What to Eat in Abruzzo: A Slow Food Guide to the Real Table
Forget what you know about Italian food. Abruzzo does things differently.
Why Abruzzo Food Is Different From the Rest of Italy
People arrive in Abruzzo expecting Italian food and leave having eaten something they have no category for. The cuisine here didn't develop in a court kitchen or a Michelin-starred restaurant. It developed at altitude, in cold winters, with sheep and fields and a particular stubbornness about doing things properly. The ingredients are specific to the region: saffron from Navelli (some of the finest in the world), lamb from the Apennine plateau, pecorino aged in caves, and lentils from mountain villages that most people couldn't find on a map. None of it tries to impress you. It just happens to be extraordinary.
The Dishes You Need to Try
Arrosticini
If you eat one thing in Abruzzo, make it arrosticini.
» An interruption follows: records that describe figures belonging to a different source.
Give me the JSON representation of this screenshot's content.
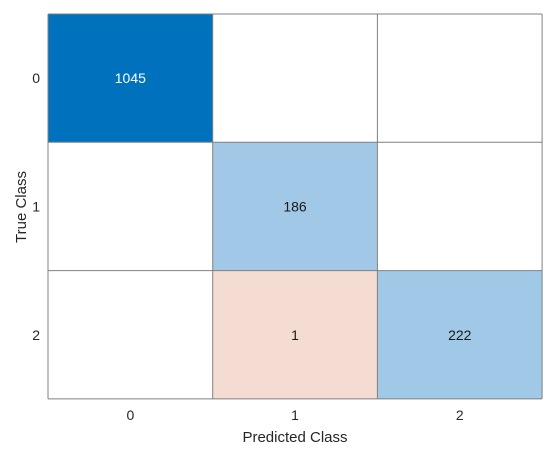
{
  "chart_data": {
    "type": "heatmap",
    "subtype": "confusion-matrix",
    "xlabel": "Predicted Class",
    "ylabel": "True Class",
    "x_categories": [
      "0",
      "1",
      "2"
    ],
    "y_categories": [
      "0",
      "1",
      "2"
    ],
    "matrix": [
      [
        1045,
        null,
        null
      ],
      [
        null,
        186,
        null
      ],
      [
        null,
        1,
        222
      ]
    ],
    "colors": {
      "diagonal_high": "#0072bd",
      "diagonal_mid": "#a5cbe8",
      "off_diagonal": "#f5dcd2",
      "empty": "#ffffff",
      "border": "#808080",
      "text_dark": "#1a1a1a",
      "text_light": "#ffffff"
    }
  }
}
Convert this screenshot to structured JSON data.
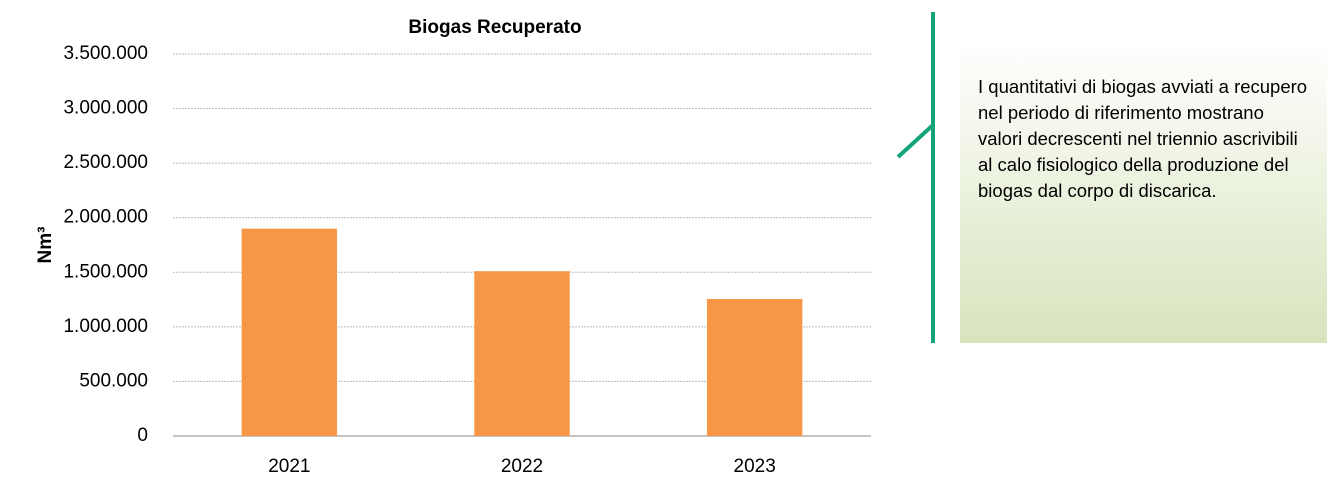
{
  "chart_data": {
    "type": "bar",
    "title": "Biogas Recuperato",
    "ylabel": "Nm³",
    "categories": [
      "2021",
      "2022",
      "2023"
    ],
    "values": [
      1900000,
      1510000,
      1255000
    ],
    "color": "#f79646",
    "ylim": [
      0,
      3500000
    ],
    "yticks": [
      0,
      {
        "value": 500000,
        "label": "500.000"
      },
      {
        "value": 1000000,
        "label": "1.000.000"
      },
      {
        "value": 1500000,
        "label": "1.500.000"
      },
      {
        "value": 2000000,
        "label": "2.000.000"
      },
      {
        "value": 2500000,
        "label": "2.500.000"
      },
      {
        "value": 3000000,
        "label": "3.000.000"
      },
      {
        "value": 3500000,
        "label": "3.500.000"
      }
    ],
    "grid": true
  },
  "annotation": "I quantitativi di biogas avviati a recupero nel periodo di riferimento mostrano valori decrescenti nel triennio ascrivibili al calo fisiologico della produzione del biogas dal corpo di discarica."
}
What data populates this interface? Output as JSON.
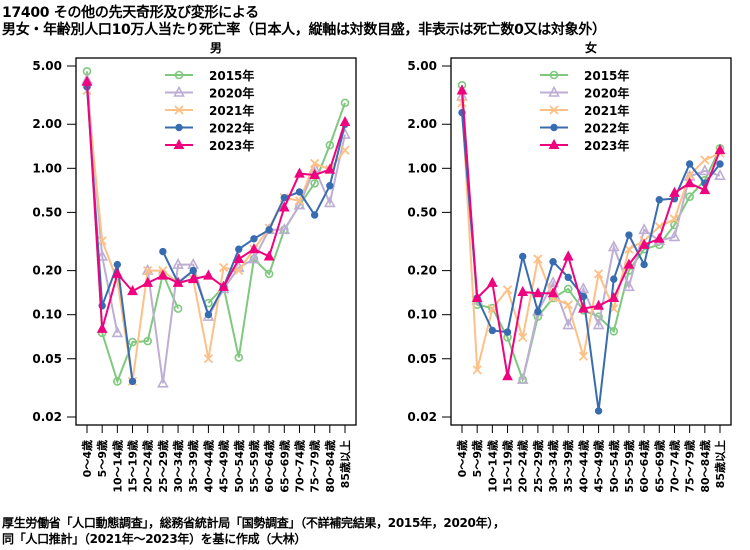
{
  "title_line1": "17400 その他の先天奇形及び変形による",
  "title_line2": "男女・年齢別人口10万人当たり死亡率（日本人，縦軸は対数目盛，非表示は死亡数0又は対象外）",
  "source_line1": "厚生労働省「人口動態調査」，総務省統計局「国勢調査」（不詳補完結果，2015年，2020年），",
  "source_line2": "同「人口推計」（2021年～2023年）を基に作成（大林）",
  "chart_data": [
    {
      "type": "line",
      "title": "男",
      "yscale": "log",
      "ylim": [
        0.02,
        5.0
      ],
      "yticks": [
        5.0,
        2.0,
        1.0,
        0.5,
        0.2,
        0.1,
        0.05,
        0.02
      ],
      "ytick_labels": [
        "5.00",
        "2.00",
        "1.00",
        "0.50",
        "0.20",
        "0.10",
        "0.05",
        "0.02"
      ],
      "categories": [
        "0～4歳",
        "5～9歳",
        "10～14歳",
        "15～19歳",
        "20～24歳",
        "25～29歳",
        "30～34歳",
        "35～39歳",
        "40～44歳",
        "45～49歳",
        "50～54歳",
        "55～59歳",
        "60～64歳",
        "65～69歳",
        "70～74歳",
        "75～79歳",
        "80～84歳",
        "85歳以上"
      ],
      "legend_position": "top-center",
      "series": [
        {
          "name": "2015年",
          "color": "#7fc97f",
          "marker": "circle-open",
          "values": [
            4.6,
            0.075,
            0.035,
            0.065,
            0.066,
            0.19,
            0.11,
            null,
            0.12,
            0.155,
            0.051,
            0.24,
            0.19,
            0.38,
            0.56,
            0.79,
            1.44,
            2.8
          ]
        },
        {
          "name": "2020年",
          "color": "#beaed4",
          "marker": "triangle-open",
          "values": [
            4.0,
            0.25,
            0.075,
            null,
            0.2,
            0.034,
            0.22,
            0.22,
            0.097,
            0.15,
            0.21,
            0.24,
            0.38,
            0.38,
            0.56,
            1.0,
            0.58,
            1.7
          ]
        },
        {
          "name": "2021年",
          "color": "#fdc086",
          "marker": "x",
          "values": [
            3.4,
            0.32,
            0.17,
            0.035,
            0.2,
            0.2,
            0.165,
            0.175,
            0.05,
            0.21,
            0.2,
            0.28,
            0.39,
            0.63,
            0.6,
            1.08,
            0.98,
            1.33
          ]
        },
        {
          "name": "2022年",
          "color": "#386cb0",
          "marker": "circle-filled",
          "values": [
            3.6,
            0.115,
            0.22,
            0.035,
            null,
            0.27,
            0.165,
            0.2,
            0.1,
            0.155,
            0.28,
            0.33,
            0.38,
            0.63,
            0.69,
            0.48,
            0.76,
            2.0
          ]
        },
        {
          "name": "2023年",
          "color": "#f0027f",
          "marker": "triangle-filled",
          "values": [
            3.9,
            0.08,
            0.19,
            0.145,
            0.165,
            0.185,
            0.165,
            0.175,
            0.185,
            0.155,
            0.24,
            0.28,
            0.25,
            0.54,
            0.92,
            0.9,
            0.98,
            2.07
          ]
        }
      ]
    },
    {
      "type": "line",
      "title": "女",
      "yscale": "log",
      "ylim": [
        0.02,
        5.0
      ],
      "yticks": [
        5.0,
        2.0,
        1.0,
        0.5,
        0.2,
        0.1,
        0.05,
        0.02
      ],
      "ytick_labels": [
        "5.00",
        "2.00",
        "1.00",
        "0.50",
        "0.20",
        "0.10",
        "0.05",
        "0.02"
      ],
      "categories": [
        "0～4歳",
        "5～9歳",
        "10～14歳",
        "15～19歳",
        "20～24歳",
        "25～29歳",
        "30～34歳",
        "35～39歳",
        "40～44歳",
        "45～49歳",
        "50～54歳",
        "55～59歳",
        "60～64歳",
        "65～69歳",
        "70～74歳",
        "75～79歳",
        "80～84歳",
        "85歳以上"
      ],
      "legend_position": "top-center",
      "series": [
        {
          "name": "2015年",
          "color": "#7fc97f",
          "marker": "circle-open",
          "values": [
            3.7,
            0.117,
            0.111,
            0.07,
            0.036,
            0.097,
            0.13,
            0.15,
            0.107,
            0.097,
            0.077,
            0.2,
            0.28,
            0.3,
            0.41,
            0.64,
            0.83,
            1.37
          ]
        },
        {
          "name": "2020年",
          "color": "#beaed4",
          "marker": "triangle-open",
          "values": [
            3.1,
            0.125,
            null,
            null,
            0.036,
            0.105,
            0.165,
            0.085,
            0.15,
            0.085,
            0.29,
            0.155,
            0.38,
            0.32,
            0.34,
            0.88,
            0.96,
            0.89
          ]
        },
        {
          "name": "2021年",
          "color": "#fdc086",
          "marker": "x",
          "values": [
            2.8,
            0.042,
            0.11,
            0.148,
            0.07,
            0.24,
            0.13,
            0.117,
            0.052,
            0.19,
            0.11,
            0.28,
            0.32,
            0.4,
            0.45,
            0.9,
            1.14,
            1.27
          ]
        },
        {
          "name": "2022年",
          "color": "#386cb0",
          "marker": "circle-filled",
          "values": [
            2.4,
            0.13,
            0.078,
            0.076,
            0.25,
            0.105,
            0.23,
            0.18,
            0.133,
            0.022,
            0.175,
            0.35,
            0.22,
            0.61,
            0.62,
            1.07,
            0.79,
            1.07
          ]
        },
        {
          "name": "2023年",
          "color": "#f0027f",
          "marker": "triangle-filled",
          "values": [
            3.4,
            0.13,
            0.165,
            0.038,
            0.143,
            0.14,
            0.14,
            0.25,
            0.11,
            0.115,
            0.13,
            0.22,
            0.3,
            0.33,
            0.68,
            0.79,
            0.71,
            1.33
          ]
        }
      ]
    }
  ]
}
Nowadays, it is the most well-known food. These are small skewers of sheep cut into thumb-sized cubes and cooked on a narrow charcoal grill called a furnacella. They take about three minutes over good heat and are eaten standing up, hot, with cheap white bread and Montepulciano d'Abruzzo. The flavour is rich and a little gamey, but clean. There is nothing quite like them anywhere else in Italy.
Pasta alla chitarra
Chitarra means guitar, and the pasta takes its name from the wooden frame strung with metal wire that is used to cut it. You roll the dough, then press it across the strings to produce a square-section spaghetti that grips sauce in a way round pasta never does. The classic pairing is a lamb ragu with a little chilli and a scattering of pecorino. In the Teramo area, they serve it with tiny meatballs. Both versions are correct. Who are we to judge? :)
Pallotte Cacio e Ova
This is a peasant dish that has survived precisely because it is so good: balls of aged cheese and egg, fried until golden, then finished in a simple tomato sauce. The recipe varies from kitchen to kitchen, and nobody will agree on the correct ratio of cheese to egg. Eating it at someone's house is an entirely different experience from eating it at a trattoria, which is itself an entirely different experience from eating it at a tourist restaurant.
Maccheroni alla Mugnaia
A thick, hand-pulled pasta from the Majella area, made by stretching the dough around a knitting needle, then pulling it off to leave a rough hollow tube. It's served with a lamb or pork ragu that has been cooking since morning. The pasta is chewy and substantial in a way that makes sense only if you've spent a morning walking on a cold Apennine hillside. In fact, most of the time you find it in mountain restaurants.
Scrippelle 'Mbusse
This is a dish that Teramo considers its own, and everyone else is just visiting. Thin crepes, folded into quarters, served in a clear broth of chicken or capon with grated pecorino over the top. It sounds minimal. It is perfect.
The Cheeses Worth Travelling For
Pecorino di Farindola
Made from raw ewes' milk and ripened with pig's rennet -- which is now extremely rare, perhaps unique in Europe. The resulting cheese has a flavour that is genuinely unlike any other pecorino: slightly sweet on entry, long and complex afterwards, with a texture that softens toward the rind. There are only a handful of producers left. Buying directly from one of them feels like being let in on something important.
Caciocavallo
A stretched-curd cheese, aged in pear-shaped rounds hung in pairs by a cord. The young version is mild and slightly elastic. The aged version is nutty, assertive, and excellent over pasta. Both are eaten after meals with honey from chestnut flowers.
The Wine at the End of Everything
Montepulciano d'Abruzzo is one of Italy's most underrated red wines. It has a volume of search that tells you people are curious, and a CPC that tells you the wine trade knows its value. Outside Italy it tends to be sold as an affordable everyday wine, which is accurate at the lower end but completely misses what it becomes from serious producers working the coastal hills between Pescara and Lanciano. Trebbiano d'Abruzzo is the white counterpart: at its best, from producers like Valentini, it is one of Italy's greatest white wines by any measure. At its most everyday, it is honest and good.
Pecorino (the grape) is the one most visitors fall in love with first. It's lighter and more aromatic than Trebbiano, easier to drink in quantity, and pairs beautifully with the seafood of the Adriatic coast.
Saffron: The Red Gold of the Navelli Plateau
Abruzzo produces some of the most prized saffron in the world. The village of Navelli, on a high plateau above L'Aquila, has been cultivating it since at least the 13th century. The harvest happens in October, by hand, before dawn, when the crocus flowers are still closed. A single kilogram of dried saffron requires roughly 200,000 flowers. It costs accordingly. A small envelope of it, bought at the source, is one of the most worthwhile things you can bring home from Abruzzo.